JUSTE QUELQUES LIGNES POUR CEUX QUI SONT PRESSÉS. (C’est
dommage : dans la suite du texte, on danse à la Closerie des Lilas, on va
au bal corsaire de Guy Arnoux, on s’étonne de la ressemblance de la Goulue et
de Miley Cyrus, on danse le « Rops and roll », on investit le Bal des
invertis).
André Warnod, que le sort destina à être journaliste, passa le
plus clair de sont temps de jeune homme à dessiner dans la rue, à croquer ses
semblables, attablé aux terrasses des cafés, ces miradors parisiens
d’excellence. Suivant des yeux ses congénères, il ne dédaigna pas leur emboiter
le pas jusque dans les bals parisiens de Montmartre et d’ailleurs. Et c’est par
la plume et le crayon qu’il fixa sur papier en 1922 ses souvenirs, ses
enquêtes, sa science enfin des Bals de
Paris. La page de titre tournée, on tombe sur une dédicace imprimée :
« À Roland Dorgelès, mon vieil ami ». À mon poteau Roro imprimé sur page blanche reste un témoignage
amical moins périlleux que le serment amoureux, A ma nana Nénette tatoué sur l’épaule. Dans le cas de Warnod et
Dorgelès, l’hommage était d’autant moins risqué que plus de dix ans d’amitié,
quatre ans de guerre et un canular de belle envergure avaient durablement soudé
les deux hommes (1).
QUELQUES LIGNES SUPPLÉMENTAIRES POUR CEUX QUI N’ONT PAS NON PLUS
LE TEMPS (mais qui le prennent).
Pour ce qui est du canular artistico-zoologique, si vous avez en tête l’épisode du vol de la Joconde, vous ne pouvez que connaitre celui-ci : Warnod et Dorgelès, suités de quelques aminches et précédés d’un huissier firent peindre, en mars 1910, à Joachim-Raphaël Boronali, alias Lolo l’âne du lapin agile, son fameux et unique chef d’œuvre : Coucher de soleil sur l’Adriatique. Annoncé par un manifeste tonitruant, il fut présenté dans la foulée au Salon des Indépendants. Les deux potaches voulaient juste taquiner le cube et l’impression et par la même occasion un peu Apollinaire. Leurs desseins furent dépassés : les visiteurs se précipitèrent pour l’admirer et le tableau fut acheté un pont d’or.
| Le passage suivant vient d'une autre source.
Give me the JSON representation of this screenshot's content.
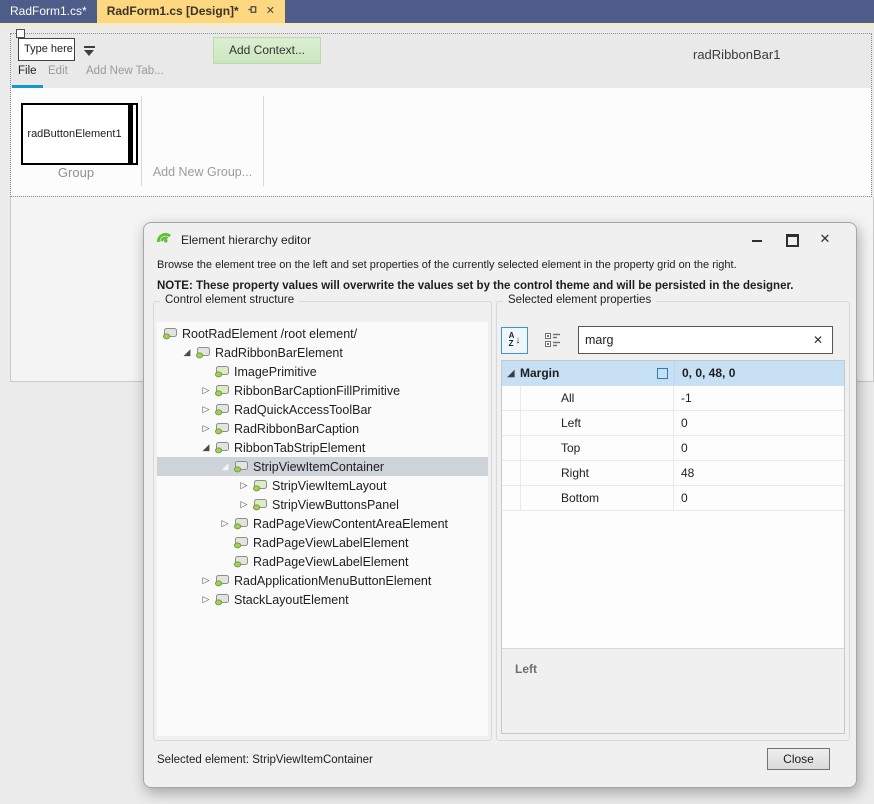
{
  "colors": {
    "canvas": "#EBEBEB",
    "tabbar": "#4D5C89",
    "tabgold": "#FDD880",
    "goldstrip": "#F5EACB",
    "accent": "#1697CE",
    "dlgbg": "#F0F0F0",
    "catblue": "#C7E0F4",
    "selgray": "#CED3DA",
    "green": "#5CC230",
    "ctxgreen": "#DCEFD2"
  },
  "icons": {
    "close": "✕",
    "collapsed": "▷",
    "expanded": "◢",
    "search_clear": "✕",
    "sort_a": "A",
    "sort_z": "Z",
    "sort_arrow": "↓"
  },
  "vs": {
    "tabs": [
      {
        "label": "RadForm1.cs*",
        "active": false
      },
      {
        "label": "RadForm1.cs [Design]*",
        "active": true
      }
    ]
  },
  "ribbon": {
    "type_here": "Type here",
    "add_context": "Add Context...",
    "control_name": "radRibbonBar1",
    "menu": [
      "File",
      "Edit",
      "Add New Tab..."
    ],
    "button_label": "radButtonElement1",
    "group_label": "Group",
    "add_group_label": "Add New Group..."
  },
  "dialog": {
    "title": "Element hierarchy editor",
    "description": "Browse the element tree on the left and set properties of the currently selected element in the property grid on the right.",
    "note": "NOTE: These property values will overwrite the values set by the control theme and will be persisted in the designer.",
    "left_group_label": "Control element structure",
    "right_group_label": "Selected element properties",
    "tree": [
      {
        "label": "RootRadElement /root element/",
        "level": 0,
        "state": "leaf",
        "root": true
      },
      {
        "label": "RadRibbonBarElement",
        "level": 1,
        "state": "expanded"
      },
      {
        "label": "ImagePrimitive",
        "level": 2,
        "state": "leaf",
        "green": true
      },
      {
        "label": "RibbonBarCaptionFillPrimitive",
        "level": 2,
        "state": "collapsed",
        "green": true
      },
      {
        "label": "RadQuickAccessToolBar",
        "level": 2,
        "state": "collapsed"
      },
      {
        "label": "RadRibbonBarCaption",
        "level": 2,
        "state": "collapsed"
      },
      {
        "label": "RibbonTabStripElement",
        "level": 2,
        "state": "expanded"
      },
      {
        "label": "StripViewItemContainer",
        "level": 3,
        "state": "expanded",
        "selected": true
      },
      {
        "label": "StripViewItemLayout",
        "level": 4,
        "state": "collapsed",
        "green": true
      },
      {
        "label": "StripViewButtonsPanel",
        "level": 4,
        "state": "collapsed",
        "green": true
      },
      {
        "label": "RadPageViewContentAreaElement",
        "level": 3,
        "state": "collapsed"
      },
      {
        "label": "RadPageViewLabelElement",
        "level": 3,
        "state": "leaf"
      },
      {
        "label": "RadPageViewLabelElement",
        "level": 3,
        "state": "leaf"
      },
      {
        "label": "RadApplicationMenuButtonElement",
        "level": 2,
        "state": "collapsed"
      },
      {
        "label": "StackLayoutElement",
        "level": 2,
        "state": "collapsed"
      }
    ],
    "search": {
      "value": "marg"
    },
    "grid": {
      "category": {
        "name": "Margin",
        "value": "0, 0, 48, 0"
      },
      "rows": [
        {
          "name": "All",
          "value": "-1"
        },
        {
          "name": "Left",
          "value": "0"
        },
        {
          "name": "Top",
          "value": "0"
        },
        {
          "name": "Right",
          "value": "48"
        },
        {
          "name": "Bottom",
          "value": "0"
        }
      ]
    },
    "description_pane": "Left",
    "footer": {
      "selected_element": "Selected element: StripViewItemContainer",
      "close_label": "Close"
    }
  }
}
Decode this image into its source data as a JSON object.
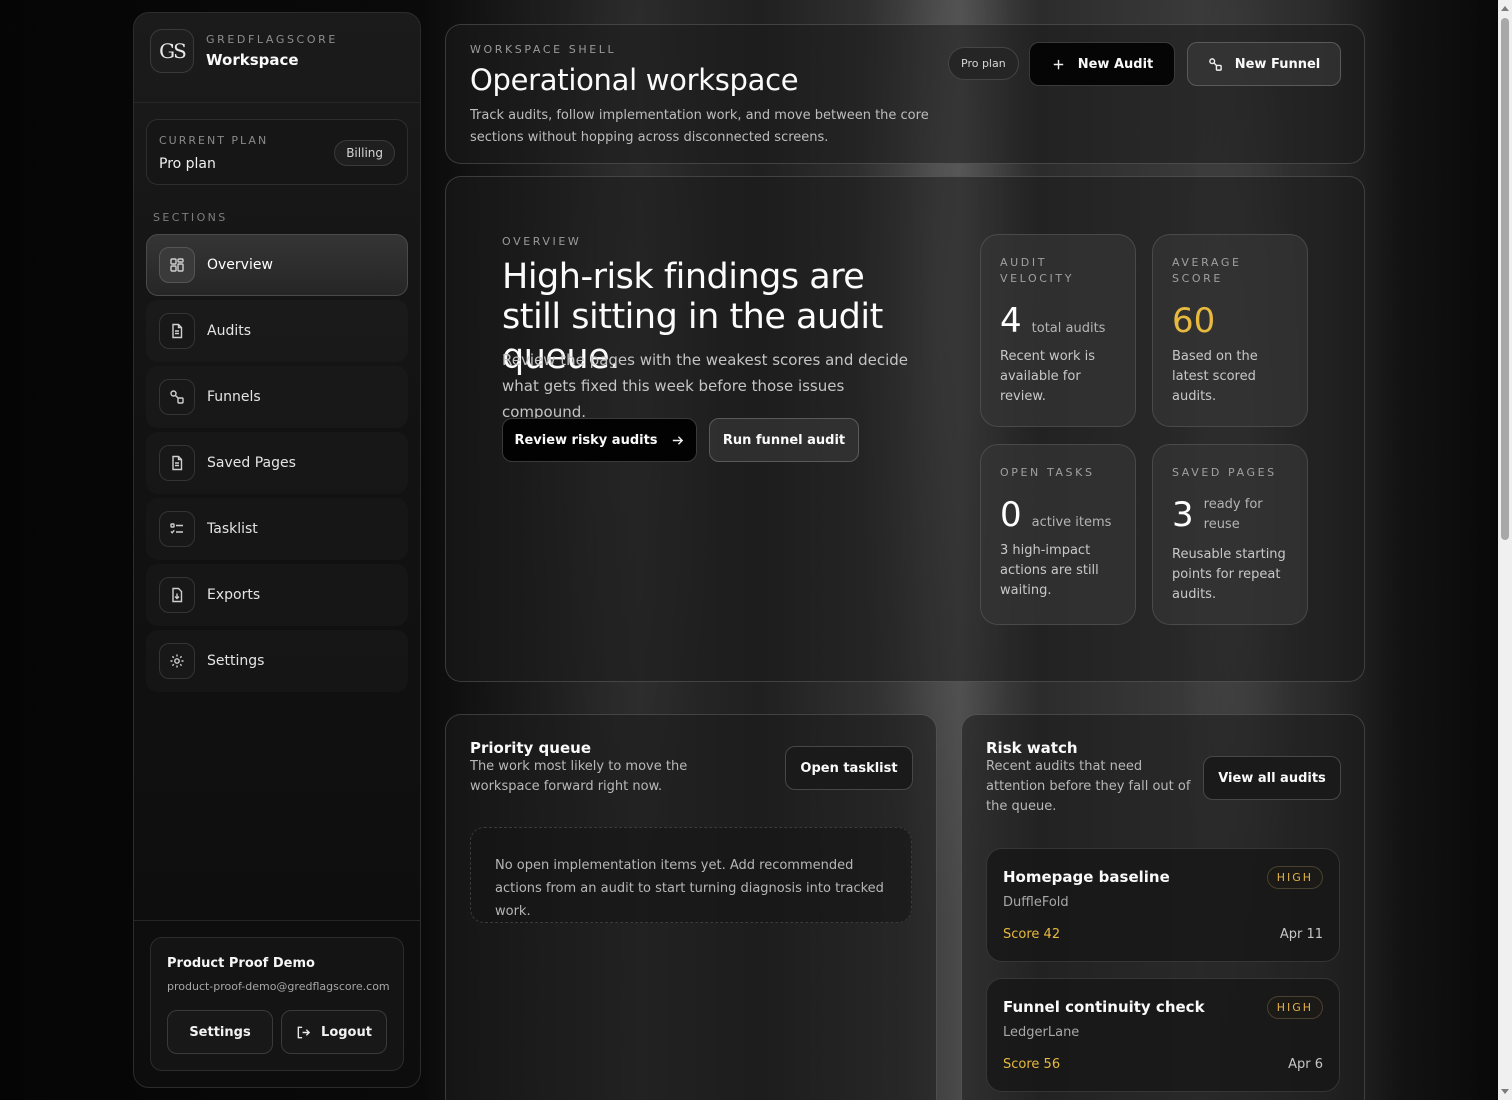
{
  "brand": {
    "kicker": "GREDFLAGSCORE",
    "title": "Workspace",
    "logo_text": "GS"
  },
  "plan": {
    "kicker": "CURRENT PLAN",
    "name": "Pro plan",
    "billing_label": "Billing"
  },
  "sidebar": {
    "sections_label": "SECTIONS",
    "items": [
      {
        "label": "Overview",
        "icon": "overview-grid-icon",
        "active": true
      },
      {
        "label": "Audits",
        "icon": "document-icon"
      },
      {
        "label": "Funnels",
        "icon": "funnel-nodes-icon"
      },
      {
        "label": "Saved Pages",
        "icon": "saved-page-icon"
      },
      {
        "label": "Tasklist",
        "icon": "checklist-icon"
      },
      {
        "label": "Exports",
        "icon": "export-icon"
      },
      {
        "label": "Settings",
        "icon": "gear-icon"
      }
    ]
  },
  "user": {
    "name": "Product Proof Demo",
    "email": "product-proof-demo@gredflagscore.com",
    "settings_label": "Settings",
    "logout_label": "Logout"
  },
  "header": {
    "kicker": "WORKSPACE SHELL",
    "title": "Operational workspace",
    "description": "Track audits, follow implementation work, and move between the core sections without hopping across disconnected screens.",
    "plan_pill": "Pro plan",
    "new_audit_label": "New Audit",
    "new_funnel_label": "New Funnel"
  },
  "overview": {
    "kicker": "OVERVIEW",
    "title": "High-risk findings are still sitting in the audit queue.",
    "description": "Review the pages with the weakest scores and decide what gets fixed this week before those issues compound.",
    "review_label": "Review risky audits",
    "run_label": "Run funnel audit",
    "stats": {
      "velocity": {
        "kicker": "AUDIT VELOCITY",
        "value": "4",
        "unit": "total audits",
        "desc": "Recent work is available for review."
      },
      "score": {
        "kicker": "AVERAGE SCORE",
        "value": "60",
        "desc": "Based on the latest scored audits.",
        "color": "#e7b93e"
      },
      "tasks": {
        "kicker": "OPEN TASKS",
        "value": "0",
        "unit": "active items",
        "desc": "3 high-impact actions are still waiting."
      },
      "saved": {
        "kicker": "SAVED PAGES",
        "value": "3",
        "unit": "ready for reuse",
        "desc": "Reusable starting points for repeat audits."
      }
    }
  },
  "queue": {
    "title": "Priority queue",
    "description": "The work most likely to move the workspace forward right now.",
    "open_label": "Open tasklist",
    "empty": "No open implementation items yet. Add recommended actions from an audit to start turning diagnosis into tracked work."
  },
  "risk": {
    "title": "Risk watch",
    "description": "Recent audits that need attention before they fall out of the queue.",
    "view_label": "View all audits",
    "items": [
      {
        "title": "Homepage baseline",
        "brand": "DuffleFold",
        "score": "Score 42",
        "date": "Apr 11",
        "badge": "HIGH"
      },
      {
        "title": "Funnel continuity check",
        "brand": "LedgerLane",
        "score": "Score 56",
        "date": "Apr 6",
        "badge": "HIGH"
      }
    ]
  },
  "colors": {
    "accent_gold": "#e7b93e",
    "background": "#0a0a0a"
  }
}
Pour ce qui est du canular artistico-zoologique, si vous avez en tête l’épisode du vol de la Joconde, vous ne pouvez que connaitre celui-ci : Warnod et Dorgelès, suités de quelques aminches et précédés d’un huissier firent peindre, en mars 1910, à Joachim-Raphaël Boronali, alias Lolo l’âne du lapin agile, son fameux et unique chef d’œuvre : Coucher de soleil sur l’Adriatique. Annoncé par un manifeste tonitruant, il fut présenté dans la foulée au Salon des Indépendants. Les deux potaches voulaient juste taquiner le cube et l’impression et par la même occasion un peu Apollinaire. Leurs desseins furent dépassés : les visiteurs se précipitèrent pour l’admirer et le tableau fut acheté un pont d’or.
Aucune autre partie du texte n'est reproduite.